Describe the Scottish music scene in 3 words?
ROSS: Open To Everyone. There’s no elitism. The scene isn’t just made up by the bands, its everyone that goes to the gigs and hangs about at the Priory. We all play an equal part!
What do you think 2021 will be like on the gigging scene?
ROSS: I’d like to imagine everything will be back to normal, but it’s hard to tell at the minute. A lot of artists on large scale tours have postponed until next year, so it might be hard trying to book a date for a gig without having to compete with one of the big wigs.
You recently released Sicks Of The Sights, what is it about and hows the reaction been to it?

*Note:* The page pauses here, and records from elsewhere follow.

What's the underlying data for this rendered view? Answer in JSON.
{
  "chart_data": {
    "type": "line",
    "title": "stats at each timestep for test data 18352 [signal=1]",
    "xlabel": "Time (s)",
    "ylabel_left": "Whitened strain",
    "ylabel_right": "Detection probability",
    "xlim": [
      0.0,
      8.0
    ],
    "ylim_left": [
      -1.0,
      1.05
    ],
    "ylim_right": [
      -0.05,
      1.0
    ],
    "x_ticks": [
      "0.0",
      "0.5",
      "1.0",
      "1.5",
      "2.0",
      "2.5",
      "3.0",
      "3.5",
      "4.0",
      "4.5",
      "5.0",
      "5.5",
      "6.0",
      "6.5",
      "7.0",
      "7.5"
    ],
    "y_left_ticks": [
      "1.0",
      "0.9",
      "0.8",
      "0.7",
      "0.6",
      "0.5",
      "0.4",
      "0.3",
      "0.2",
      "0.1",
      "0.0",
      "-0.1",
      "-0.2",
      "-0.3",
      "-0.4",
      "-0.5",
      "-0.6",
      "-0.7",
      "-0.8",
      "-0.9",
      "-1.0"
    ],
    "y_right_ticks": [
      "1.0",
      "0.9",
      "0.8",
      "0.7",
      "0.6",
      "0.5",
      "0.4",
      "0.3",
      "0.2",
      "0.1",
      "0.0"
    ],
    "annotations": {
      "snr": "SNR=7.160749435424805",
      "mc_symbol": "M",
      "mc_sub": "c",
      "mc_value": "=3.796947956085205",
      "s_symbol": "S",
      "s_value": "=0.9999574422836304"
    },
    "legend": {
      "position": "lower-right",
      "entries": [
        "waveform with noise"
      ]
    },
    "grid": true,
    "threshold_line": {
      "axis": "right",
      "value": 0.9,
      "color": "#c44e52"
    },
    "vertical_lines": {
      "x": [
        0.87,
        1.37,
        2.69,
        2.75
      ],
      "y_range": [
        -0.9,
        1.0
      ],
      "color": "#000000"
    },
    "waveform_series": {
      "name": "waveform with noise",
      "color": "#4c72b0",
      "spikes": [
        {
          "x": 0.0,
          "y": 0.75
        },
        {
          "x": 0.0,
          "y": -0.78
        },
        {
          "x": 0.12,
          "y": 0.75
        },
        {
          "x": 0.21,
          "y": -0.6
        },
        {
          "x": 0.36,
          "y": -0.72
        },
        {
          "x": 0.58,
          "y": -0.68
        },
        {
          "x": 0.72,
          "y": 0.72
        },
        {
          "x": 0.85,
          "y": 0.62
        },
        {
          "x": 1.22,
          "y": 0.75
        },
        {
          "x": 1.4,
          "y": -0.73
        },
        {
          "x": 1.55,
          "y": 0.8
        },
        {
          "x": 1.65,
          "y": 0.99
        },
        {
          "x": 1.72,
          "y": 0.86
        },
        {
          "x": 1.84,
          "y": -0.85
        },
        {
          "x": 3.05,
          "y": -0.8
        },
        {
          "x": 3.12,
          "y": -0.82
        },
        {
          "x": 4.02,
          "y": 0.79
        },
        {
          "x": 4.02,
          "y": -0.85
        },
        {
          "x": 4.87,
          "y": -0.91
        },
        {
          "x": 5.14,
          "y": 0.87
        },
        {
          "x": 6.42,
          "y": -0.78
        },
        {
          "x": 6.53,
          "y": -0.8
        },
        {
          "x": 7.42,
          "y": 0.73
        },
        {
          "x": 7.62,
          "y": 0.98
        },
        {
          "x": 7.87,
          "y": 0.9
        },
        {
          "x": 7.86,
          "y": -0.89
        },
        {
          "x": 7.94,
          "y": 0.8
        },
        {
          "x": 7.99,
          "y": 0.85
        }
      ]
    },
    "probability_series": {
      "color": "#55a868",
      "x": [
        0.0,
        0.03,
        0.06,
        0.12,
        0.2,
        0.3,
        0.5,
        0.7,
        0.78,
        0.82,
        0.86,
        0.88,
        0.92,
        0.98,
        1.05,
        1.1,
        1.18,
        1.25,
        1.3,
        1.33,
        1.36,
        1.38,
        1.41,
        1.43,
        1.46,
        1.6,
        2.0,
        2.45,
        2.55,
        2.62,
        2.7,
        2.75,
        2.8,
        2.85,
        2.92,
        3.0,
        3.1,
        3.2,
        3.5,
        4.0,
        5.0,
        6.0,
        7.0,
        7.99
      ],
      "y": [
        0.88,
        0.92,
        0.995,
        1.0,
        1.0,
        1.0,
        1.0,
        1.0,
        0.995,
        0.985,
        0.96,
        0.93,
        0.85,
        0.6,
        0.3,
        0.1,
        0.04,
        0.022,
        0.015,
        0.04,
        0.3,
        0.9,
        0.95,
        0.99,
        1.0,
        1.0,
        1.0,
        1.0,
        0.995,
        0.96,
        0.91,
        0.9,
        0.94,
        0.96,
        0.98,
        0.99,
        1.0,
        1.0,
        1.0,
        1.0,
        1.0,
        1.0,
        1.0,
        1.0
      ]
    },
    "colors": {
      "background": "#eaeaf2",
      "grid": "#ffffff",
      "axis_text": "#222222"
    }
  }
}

EUAN: It’s about outgrowing the streets you grew up on and leaving behind a relationship that no longer feels fresh and familiar. We’ve had a great response to the track; it was a live favourite when we first started playing and it’s good that it’s finally made its way back into the set.
Should we expect any new music in the near future?
ROSS: We’ve got a single coming out on Friday the 8th of May and we’re sitting on an EP’s worth of tunes so there’ll be no shortage of new music.